The legislation requires private security firms to secure a licence within six months of its enactment. The new framework is designed to tighten restrictions on the sector while ensuring systematic cooperation between private security providers and state security forces. The law seeks to prevent the misuse of private security services amid ongoing political unrest in Myanmar.
Under the provisions, licensed security companies must collaborate with military security organisations under the supervision of relevant committees. Security firms are obliged to submit detailed information about their male and female security personnel, including personal details. The junta reserves the authority to inspect security personnel and conduct training sessions if deemed necessary.
Employees of private security companies are required to report any information that could harm national security or disrupt law and order during their operations. Failure to comply could result in up to two years in prison, a fine of 300,000 kyats, or both. The Central Committee will review all applications for weapon and ammunition licences before seeking final approval from the National Defence and Security Council.
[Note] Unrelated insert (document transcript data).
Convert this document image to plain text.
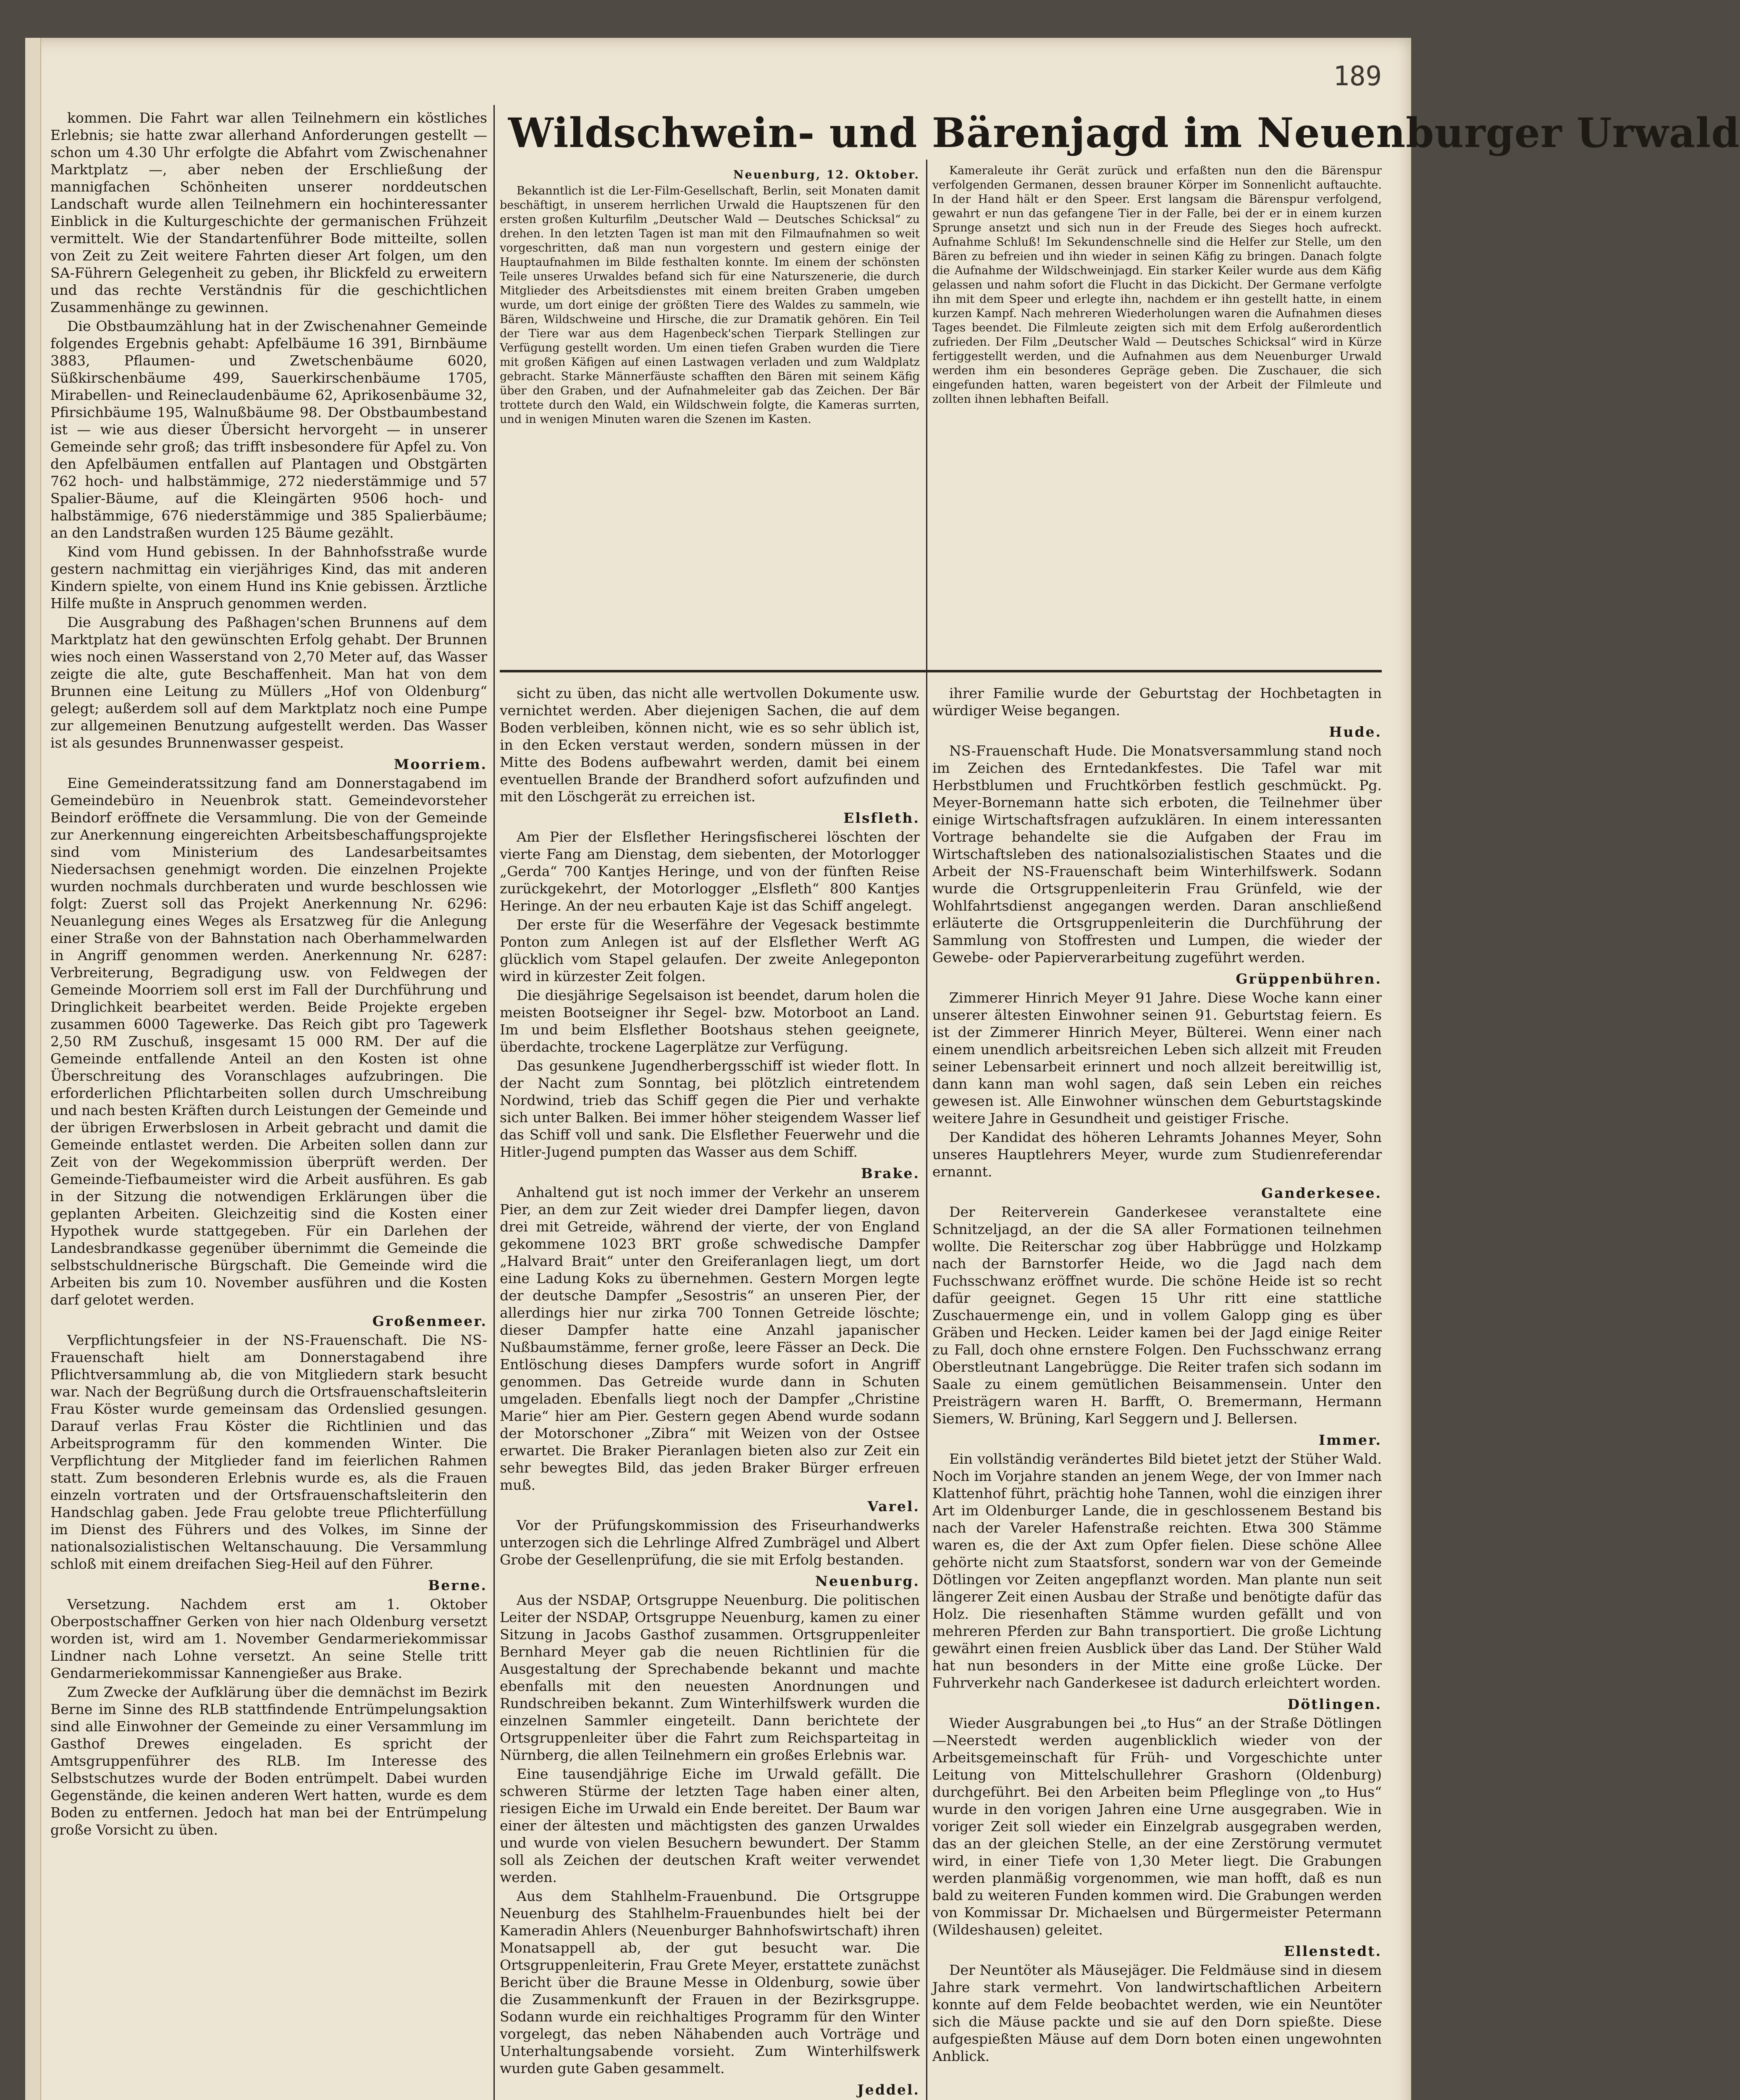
189
Wildschwein- und Bärenjagd im Neuenburger Urwald

kommen. Die Fahrt war allen Teilnehmern ein köstliches Erlebnis; sie hatte zwar allerhand Anforderungen gestellt — schon um 4.30 Uhr erfolgte die Abfahrt vom Zwischenahner Marktplatz —, aber neben der Erschließung der mannigfachen Schönheiten unserer norddeutschen Landschaft wurde allen Teilnehmern ein hochinteressanter Einblick in die Kulturgeschichte der germanischen Frühzeit vermittelt. Wie der Standartenführer Bode mitteilte, sollen von Zeit zu Zeit weitere Fahrten dieser Art folgen, um den SA-Führern Gelegenheit zu geben, ihr Blickfeld zu erweitern und das rechte Verständnis für die geschichtlichen Zusammenhänge zu gewinnen.

Die Obstbaumzählung hat in der Zwischenahner Gemeinde folgendes Ergebnis gehabt: Apfelbäume 16 391, Birnbäume 3883, Pflaumen- und Zwetschenbäume 6020, Süßkirschenbäume 499, Sauerkirschenbäume 1705, Mirabellen- und Reineclaudenbäume 62, Aprikosenbäume 32, Pfirsichbäume 195, Walnußbäume 98. Der Obstbaumbestand ist — wie aus dieser Übersicht hervorgeht — in unserer Gemeinde sehr groß; das trifft insbesondere für Apfel zu. Von den Apfelbäumen entfallen auf Plantagen und Obstgärten 762 hoch- und halbstämmige, 272 niederstämmige und 57 Spalier-Bäume, auf die Kleingärten 9506 hoch- und halbstämmige, 676 niederstämmige und 385 Spalierbäume; an den Landstraßen wurden 125 Bäume gezählt.

Kind vom Hund gebissen. In der Bahnhofsstraße wurde gestern nachmittag ein vierjähriges Kind, das mit anderen Kindern spielte, von einem Hund ins Knie gebissen. Ärztliche Hilfe mußte in Anspruch genommen werden.

Die Ausgrabung des Paßhagen'schen Brunnens auf dem Marktplatz hat den gewünschten Erfolg gehabt. Der Brunnen wies noch einen Wasserstand von 2,70 Meter auf, das Wasser zeigte die alte, gute Beschaffenheit. Man hat von dem Brunnen eine Leitung zu Müllers „Hof von Oldenburg“ gelegt; außerdem soll auf dem Marktplatz noch eine Pumpe zur allgemeinen Benutzung aufgestellt werden. Das Wasser ist als gesundes Brunnenwasser gespeist.

Moorriem.

Eine Gemeinderatssitzung fand am Donnerstagabend im Gemeindebüro in Neuenbrok statt. Gemeindevorsteher Beindorf eröffnete die Versammlung. Die von der Gemeinde zur Anerkennung eingereichten Arbeitsbeschaffungsprojekte sind vom Ministerium des Landesarbeitsamtes Niedersachsen genehmigt worden. Die einzelnen Projekte wurden nochmals durchberaten und wurde beschlossen wie folgt: Zuerst soll das Projekt Anerkennung Nr. 6296: Neuanlegung eines Weges als Ersatzweg für die Anlegung einer Straße von der Bahnstation nach Oberhammelwarden in Angriff genommen werden. Anerkennung Nr. 6287: Verbreiterung, Begradigung usw. von Feldwegen der Gemeinde Moorriem soll erst im Fall der Durchführung und Dringlichkeit bearbeitet werden. Beide Projekte ergeben zusammen 6000 Tagewerke. Das Reich gibt pro Tagewerk 2,50 RM Zuschuß, insgesamt 15 000 RM. Der auf die Gemeinde entfallende Anteil an den Kosten ist ohne Überschreitung des Voranschlages aufzubringen. Die erforderlichen Pflichtarbeiten sollen durch Umschreibung und nach besten Kräften durch Leistungen der Gemeinde und der übrigen Erwerbslosen in Arbeit gebracht und damit die Gemeinde entlastet werden. Die Arbeiten sollen dann zur Zeit von der Wegekommission überprüft werden. Der Gemeinde-Tiefbaumeister wird die Arbeit ausführen. Es gab in der Sitzung die notwendigen Erklärungen über die geplanten Arbeiten. Gleichzeitig sind die Kosten einer Hypothek wurde stattgegeben. Für ein Darlehen der Landesbrandkasse gegenüber übernimmt die Gemeinde die selbstschuldnerische Bürgschaft. Die Gemeinde wird die Arbeiten bis zum 10. November ausführen und die Kosten darf gelotet werden.

Großenmeer.

Verpflichtungsfeier in der NS-Frauenschaft. Die NS-Frauenschaft hielt am Donnerstagabend ihre Pflichtversammlung ab, die von Mitgliedern stark besucht war. Nach der Begrüßung durch die Ortsfrauenschaftsleiterin Frau Köster wurde gemeinsam das Ordenslied gesungen. Darauf verlas Frau Köster die Richtlinien und das Arbeitsprogramm für den kommenden Winter. Die Verpflichtung der Mitglieder fand im feierlichen Rahmen statt. Zum besonderen Erlebnis wurde es, als die Frauen einzeln vortraten und der Ortsfrauenschaftsleiterin den Handschlag gaben. Jede Frau gelobte treue Pflichterfüllung im Dienst des Führers und des Volkes, im Sinne der nationalsozialistischen Weltanschauung. Die Versammlung schloß mit einem dreifachen Sieg-Heil auf den Führer.

Berne.

Versetzung. Nachdem erst am 1. Oktober Oberpostschaffner Gerken von hier nach Oldenburg versetzt worden ist, wird am 1. November Gendarmeriekommissar Lindner nach Lohne versetzt. An seine Stelle tritt Gendarmeriekommissar Kannengießer aus Brake.

Zum Zwecke der Aufklärung über die demnächst im Bezirk Berne im Sinne des RLB stattfindende Entrümpelungsaktion sind alle Einwohner der Gemeinde zu einer Versammlung im Gasthof Drewes eingeladen. Es spricht der Amtsgruppenführer des RLB. Im Interesse des Selbstschutzes wurde der Boden entrümpelt. Dabei wurden Gegenstände, die keinen anderen Wert hatten, wurde es dem Boden zu entfernen. Jedoch hat man bei der Entrümpelung große Vorsicht zu üben.

Neuenburg, 12. Oktober.

Bekanntlich ist die Ler-Film-Gesellschaft, Berlin, seit Monaten damit beschäftigt, in unserem herrlichen Urwald die Hauptszenen für den ersten großen Kulturfilm „Deutscher Wald — Deutsches Schicksal“ zu drehen. In den letzten Tagen ist man mit den Filmaufnahmen so weit vorgeschritten, daß man nun vorgestern und gestern einige der Hauptaufnahmen im Bilde festhalten konnte. Im einem der schönsten Teile unseres Urwaldes befand sich für eine Naturszenerie, die durch Mitglieder des Arbeitsdienstes mit einem breiten Graben umgeben wurde, um dort einige der größten Tiere des Waldes zu sammeln, wie Bären, Wildschweine und Hirsche, die zur Dramatik gehören. Ein Teil der Tiere war aus dem Hagenbeck'schen Tierpark Stellingen zur Verfügung gestellt worden. Um einen tiefen Graben wurden die Tiere mit großen Käfigen auf einen Lastwagen verladen und zum Waldplatz gebracht. Starke Männerfäuste schafften den Bären mit seinem Käfig über den Graben, und der Aufnahmeleiter gab das Zeichen. Der Bär trottete durch den Wald, ein Wildschwein folgte, die Kameras surrten, und in wenigen Minuten waren die Szenen im Kasten.

Kameraleute ihr Gerät zurück und erfaßten nun den die Bärenspur verfolgenden Germanen, dessen brauner Körper im Sonnenlicht auftauchte. In der Hand hält er den Speer. Erst langsam die Bärenspur verfolgend, gewahrt er nun das gefangene Tier in der Falle, bei der er in einem kurzen Sprunge ansetzt und sich nun in der Freude des Sieges hoch aufreckt. Aufnahme Schluß! Im Sekundenschnelle sind die Helfer zur Stelle, um den Bären zu befreien und ihn wieder in seinen Käfig zu bringen. Danach folgte die Aufnahme der Wildschweinjagd. Ein starker Keiler wurde aus dem Käfig gelassen und nahm sofort die Flucht in das Dickicht. Der Germane verfolgte ihn mit dem Speer und erlegte ihn, nachdem er ihn gestellt hatte, in einem kurzen Kampf. Nach mehreren Wiederholungen waren die Aufnahmen dieses Tages beendet. Die Filmleute zeigten sich mit dem Erfolg außerordentlich zufrieden. Der Film „Deutscher Wald — Deutsches Schicksal“ wird in Kürze fertiggestellt werden, und die Aufnahmen aus dem Neuenburger Urwald werden ihm ein besonderes Gepräge geben. Die Zuschauer, die sich eingefunden hatten, waren begeistert von der Arbeit der Filmleute und zollten ihnen lebhaften Beifall.

sicht zu üben, das nicht alle wertvollen Dokumente usw. vernichtet werden. Aber diejenigen Sachen, die auf dem Boden verbleiben, können nicht, wie es so sehr üblich ist, in den Ecken verstaut werden, sondern müssen in der Mitte des Bodens aufbewahrt werden, damit bei einem eventuellen Brande der Brandherd sofort aufzufinden und mit den Löschgerät zu erreichen ist.

Elsfleth.

Am Pier der Elsflether Heringsfischerei löschten der vierte Fang am Dienstag, dem siebenten, der Motorlogger „Gerda“ 700 Kantjes Heringe, und von der fünften Reise zurückgekehrt, der Motorlogger „Elsfleth“ 800 Kantjes Heringe. An der neu erbauten Kaje ist das Schiff angelegt.

Der erste für die Weserfähre der Vegesack bestimmte Ponton zum Anlegen ist auf der Elsflether Werft AG glücklich vom Stapel gelaufen. Der zweite Anlegeponton wird in kürzester Zeit folgen.

Die diesjährige Segelsaison ist beendet, darum holen die meisten Bootseigner ihr Segel- bzw. Motorboot an Land. Im und beim Elsflether Bootshaus stehen geeignete, überdachte, trockene Lagerplätze zur Verfügung.

Das gesunkene Jugendherbergsschiff ist wieder flott. In der Nacht zum Sonntag, bei plötzlich eintretendem Nordwind, trieb das Schiff gegen die Pier und verhakte sich unter Balken. Bei immer höher steigendem Wasser lief das Schiff voll und sank. Die Elsflether Feuerwehr und die Hitler-Jugend pumpten das Wasser aus dem Schiff.

Brake.

Anhaltend gut ist noch immer der Verkehr an unserem Pier, an dem zur Zeit wieder drei Dampfer liegen, davon drei mit Getreide, während der vierte, der von England gekommene 1023 BRT große schwedische Dampfer „Halvard Brait“ unter den Greiferanlagen liegt, um dort eine Ladung Koks zu übernehmen. Gestern Morgen legte der deutsche Dampfer „Sesostris“ an unseren Pier, der allerdings hier nur zirka 700 Tonnen Getreide löschte; dieser Dampfer hatte eine Anzahl japanischer Nußbaumstämme, ferner große, leere Fässer an Deck. Die Entlöschung dieses Dampfers wurde sofort in Angriff genommen. Das Getreide wurde dann in Schuten umgeladen. Ebenfalls liegt noch der Dampfer „Christine Marie“ hier am Pier. Gestern gegen Abend wurde sodann der Motorschoner „Zibra“ mit Weizen von der Ostsee erwartet. Die Braker Pieranlagen bieten also zur Zeit ein sehr bewegtes Bild, das jeden Braker Bürger erfreuen muß.

Varel.

Vor der Prüfungskommission des Friseurhandwerks unterzogen sich die Lehrlinge Alfred Zumbrägel und Albert Grobe der Gesellenprüfung, die sie mit Erfolg bestanden.

Neuenburg.

Aus der NSDAP, Ortsgruppe Neuenburg. Die politischen Leiter der NSDAP, Ortsgruppe Neuenburg, kamen zu einer Sitzung in Jacobs Gasthof zusammen. Ortsgruppenleiter Bernhard Meyer gab die neuen Richtlinien für die Ausgestaltung der Sprechabende bekannt und machte ebenfalls mit den neuesten Anordnungen und Rundschreiben bekannt. Zum Winterhilfswerk wurden die einzelnen Sammler eingeteilt. Dann berichtete der Ortsgruppenleiter über die Fahrt zum Reichsparteitag in Nürnberg, die allen Teilnehmern ein großes Erlebnis war.

Eine tausendjährige Eiche im Urwald gefällt. Die schweren Stürme der letzten Tage haben einer alten, riesigen Eiche im Urwald ein Ende bereitet. Der Baum war einer der ältesten und mächtigsten des ganzen Urwaldes und wurde von vielen Besuchern bewundert. Der Stamm soll als Zeichen der deutschen Kraft weiter verwendet werden.

Aus dem Stahlhelm-Frauenbund. Die Ortsgruppe Neuenburg des Stahlhelm-Frauenbundes hielt bei der Kameradin Ahlers (Neuenburger Bahnhofswirtschaft) ihren Monatsappell ab, der gut besucht war. Die Ortsgruppenleiterin, Frau Grete Meyer, erstattete zunächst Bericht über die Braune Messe in Oldenburg, sowie über die Zusammenkunft der Frauen in der Bezirksgruppe. Sodann wurde ein reichhaltiges Programm für den Winter vorgelegt, das neben Nähabenden auch Vorträge und Unterhaltungsabende vorsieht. Zum Winterhilfswerk wurden gute Gaben gesammelt.

Jeddel.

ihrer Familie wurde der Geburtstag der Hochbetagten in würdiger Weise begangen.

Hude.

NS-Frauenschaft Hude. Die Monatsversammlung stand noch im Zeichen des Erntedankfestes. Die Tafel war mit Herbstblumen und Fruchtkörben festlich geschmückt. Pg. Meyer-Bornemann hatte sich erboten, die Teilnehmer über einige Wirtschaftsfragen aufzuklären. In einem interessanten Vortrage behandelte sie die Aufgaben der Frau im Wirtschaftsleben des nationalsozialistischen Staates und die Arbeit der NS-Frauenschaft beim Winterhilfswerk. Sodann wurde die Ortsgruppenleiterin Frau Grünfeld, wie der Wohlfahrtsdienst angegangen werden. Daran anschließend erläuterte die Ortsgruppenleiterin die Durchführung der Sammlung von Stoffresten und Lumpen, die wieder der Gewebe- oder Papierverarbeitung zugeführt werden.

Grüppenbühren.

Zimmerer Hinrich Meyer 91 Jahre. Diese Woche kann einer unserer ältesten Einwohner seinen 91. Geburtstag feiern. Es ist der Zimmerer Hinrich Meyer, Bülterei. Wenn einer nach einem unendlich arbeitsreichen Leben sich allzeit mit Freuden seiner Lebensarbeit erinnert und noch allzeit bereitwillig ist, dann kann man wohl sagen, daß sein Leben ein reiches gewesen ist. Alle Einwohner wünschen dem Geburtstagskinde weitere Jahre in Gesundheit und geistiger Frische.

Der Kandidat des höheren Lehramts Johannes Meyer, Sohn unseres Hauptlehrers Meyer, wurde zum Studienreferendar ernannt.

Ganderkesee.

Der Reiterverein Ganderkesee veranstaltete eine Schnitzeljagd, an der die SA aller Formationen teilnehmen wollte. Die Reiterschar zog über Habbrügge und Holzkamp nach der Barnstorfer Heide, wo die Jagd nach dem Fuchsschwanz eröffnet wurde. Die schöne Heide ist so recht dafür geeignet. Gegen 15 Uhr ritt eine stattliche Zuschauermenge ein, und in vollem Galopp ging es über Gräben und Hecken. Leider kamen bei der Jagd einige Reiter zu Fall, doch ohne ernstere Folgen. Den Fuchsschwanz errang Oberstleutnant Langebrügge. Die Reiter trafen sich sodann im Saale zu einem gemütlichen Beisammensein. Unter den Preisträgern waren H. Barfft, O. Bremermann, Hermann Siemers, W. Brüning, Karl Seggern und J. Bellersen.

Immer.

Ein vollständig verändertes Bild bietet jetzt der Stüher Wald. Noch im Vorjahre standen an jenem Wege, der von Immer nach Klattenhof führt, prächtig hohe Tannen, wohl die einzigen ihrer Art im Oldenburger Lande, die in geschlossenem Bestand bis nach der Vareler Hafenstraße reichten. Etwa 300 Stämme waren es, die der Axt zum Opfer fielen. Diese schöne Allee gehörte nicht zum Staatsforst, sondern war von der Gemeinde Dötlingen vor Zeiten angepflanzt worden. Man plante nun seit längerer Zeit einen Ausbau der Straße und benötigte dafür das Holz. Die riesenhaften Stämme wurden gefällt und von mehreren Pferden zur Bahn transportiert. Die große Lichtung gewährt einen freien Ausblick über das Land. Der Stüher Wald hat nun besonders in der Mitte eine große Lücke. Der Fuhrverkehr nach Ganderkesee ist dadurch erleichtert worden.

Dötlingen.

Wieder Ausgrabungen bei „to Hus“ an der Straße Dötlingen—Neerstedt werden augenblicklich wieder von der Arbeitsgemeinschaft für Früh- und Vorgeschichte unter Leitung von Mittelschullehrer Grashorn (Oldenburg) durchgeführt. Bei den Arbeiten beim Pfleglinge von „to Hus“ wurde in den vorigen Jahren eine Urne ausgegraben. Wie in voriger Zeit soll wieder ein Einzelgrab ausgegraben werden, das an der gleichen Stelle, an der eine Zerstörung vermutet wird, in einer Tiefe von 1,30 Meter liegt. Die Grabungen werden planmäßig vorgenommen, wie man hofft, daß es nun bald zu weiteren Funden kommen wird. Die Grabungen werden von Kommissar Dr. Michaelsen und Bürgermeister Petermann (Wildeshausen) geleitet.

Ellenstedt.

Der Neuntöter als Mäusejäger. Die Feldmäuse sind in diesem Jahre stark vermehrt. Von landwirtschaftlichen Arbeitern konnte auf dem Felde beobachtet werden, wie ein Neuntöter sich die Mäuse packte und sie auf den Dorn spießte. Diese aufgespießten Mäuse auf dem Dorn boten einen ungewohnten Anblick.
The legislation also stipulates that businesses or subsidiaries employing more than 10 private security personnel must obtain a permit, even if their primary operations are unrelated to private security services. Foreign security firms operating in Myanmar are required to hire at least 75 per cent Myanmar nationals as security personnel.
Violations of the law carry stringent penalties. Companies operating without a licence, or those found purchasing, selling, or transferring business operations without Central Committee approval, could face up to three years in prison and fines of up to 10 million kyats. Organisations may be subject to fines ranging from 100 million to 300 million kyats for non-compliance.
Refusal to cooperate with the junta’s security directives is punishable by up to two years in prison or a fine of 50 million kyats. Companies found guilty of this offence face fines between 50 million and 100 million kyats.
As a financial safeguard, licence applicants must deposit at least 100 million kyats as business insurance with the Myanmar Economic Bank for the duration of their operation. Foreign firms must provide the equivalent amount in foreign currency as a fixed deposit.
According to the Myanmar Centre for Responsible Business’s 2022 report, more than 120 private security firms operate in the country, with 115 registered under the Directorate of Investment and Company Administration (DICA).
The law follows a 2021 coup that saw China propose a joint Myanmar-China security company, prompting the junta to establish a working committee in October 2024 to draft a memorandum of understanding for the venture.
The introduction of the Private Security Services Law signals the junta’s intent to consolidate control over private security operations while addressing security concerns amid ongoing political turmoil.